この傾向は、電子書籍を利用するようになってさらにひどくなった。もう病気に近い。
ある本を読んでいて、というよりもPCやタブレットの画面をスライドさせて必要な情報を得ようとしているとき、別の本からの引用に出くわす。気になる。即ネットで検索。電子書籍版がある。紙の本より安いし、何よりも瞬時に手に入るのが便利。クリック。ダウンロード。即当該箇所へ。「頁をめくる」という表現を使うのが空々しいくらい速く目的の箇所を特定できる。そこにブックマークをするか、重要箇所にマーカーを引いておく。こんなこと、紙の本ではできなかった。
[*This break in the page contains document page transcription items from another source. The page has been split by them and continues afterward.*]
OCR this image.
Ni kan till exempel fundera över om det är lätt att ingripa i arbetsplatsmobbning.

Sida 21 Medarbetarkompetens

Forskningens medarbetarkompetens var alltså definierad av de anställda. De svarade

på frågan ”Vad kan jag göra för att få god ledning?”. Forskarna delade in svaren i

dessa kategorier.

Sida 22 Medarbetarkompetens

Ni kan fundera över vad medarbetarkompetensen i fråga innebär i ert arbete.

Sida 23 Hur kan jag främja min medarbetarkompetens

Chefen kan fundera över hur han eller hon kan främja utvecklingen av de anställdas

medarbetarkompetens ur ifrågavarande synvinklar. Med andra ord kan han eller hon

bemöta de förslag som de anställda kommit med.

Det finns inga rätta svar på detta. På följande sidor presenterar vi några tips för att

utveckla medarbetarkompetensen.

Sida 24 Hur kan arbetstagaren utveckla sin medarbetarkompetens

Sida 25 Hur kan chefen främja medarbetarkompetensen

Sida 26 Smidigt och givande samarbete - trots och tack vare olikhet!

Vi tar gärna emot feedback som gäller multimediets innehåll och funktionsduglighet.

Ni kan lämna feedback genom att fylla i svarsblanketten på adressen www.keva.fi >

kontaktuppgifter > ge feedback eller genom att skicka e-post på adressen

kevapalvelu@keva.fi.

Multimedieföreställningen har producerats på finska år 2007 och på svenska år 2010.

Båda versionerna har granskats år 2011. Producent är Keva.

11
度しがたいフェティシズムの一種だと思うが、紙の本は穢したくない、できない。だけど、電子書籍なら心配無用。ちょっとでも気になった箇所にはすぐにマーカー。あっという間にマーカーだらけ。でも、いつでもすぐに消せるから気にならない。
電子書籍はほんとに便利だ。でも愛せない。物としての質感ゼロだから。匂いも重さも手触りもない。でも、お世話になっています。これからもよろしく。